Appendix F.2.4 Step C: TI Calculation
The DBC restraint should do the most work early in the TI calculation then, as the force constant is scaled out, the COM restraint should take over and keep the center of mass in a well-defined volume. TI convergence issues are most easily diagnosed by watching the MD trajectory and examining the colvar trajectories.
Symptom
The collective variable trajectory is abnormal
Causes
Strange behavior is expected if you over-write the sample outputs and attempt to run with useSampleFiles set to 1. The example above is the result of a mismatch between the coordinates used to determine the center of the COM restraint and the reference coordinates used for the DBC restraint.
Solutions
Update the reference coordinates to match those used for determining the center of the COM restraint.

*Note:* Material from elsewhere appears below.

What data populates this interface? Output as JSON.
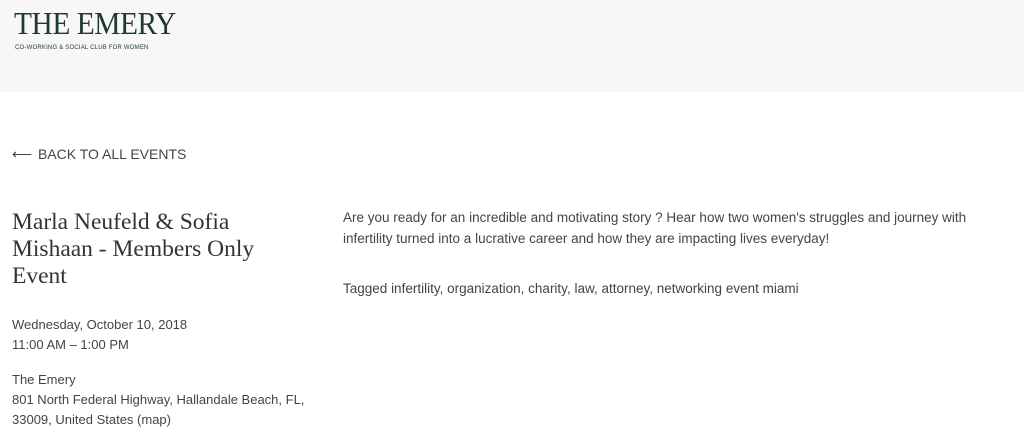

That is, revisit Step C1.b paying special attention to the coordinates used. Make sure you save your files in the correct directories.
Symptom
Restraint energies during TI are very high or very low and don’t change much
Causes
The harmonic walls are likely too stiff or too soft.
Solutions
Adjust the force constants to be between 100 (minimum) and 200.
Symptom
The ligand doesn’t move during TI (or moves very little)
Causes
The restraints are probably too narrow.
Solutions
Double check the choice of wall position and ensure that it is correct in all Colvar config files.
Symptom
The ligand flies away during TI (and the calculation doesn’t converge)
Causes
The restraints are probably too wide.
Solutions
Double check the choice of wall position and ensure that it is correct in all Colvars config files.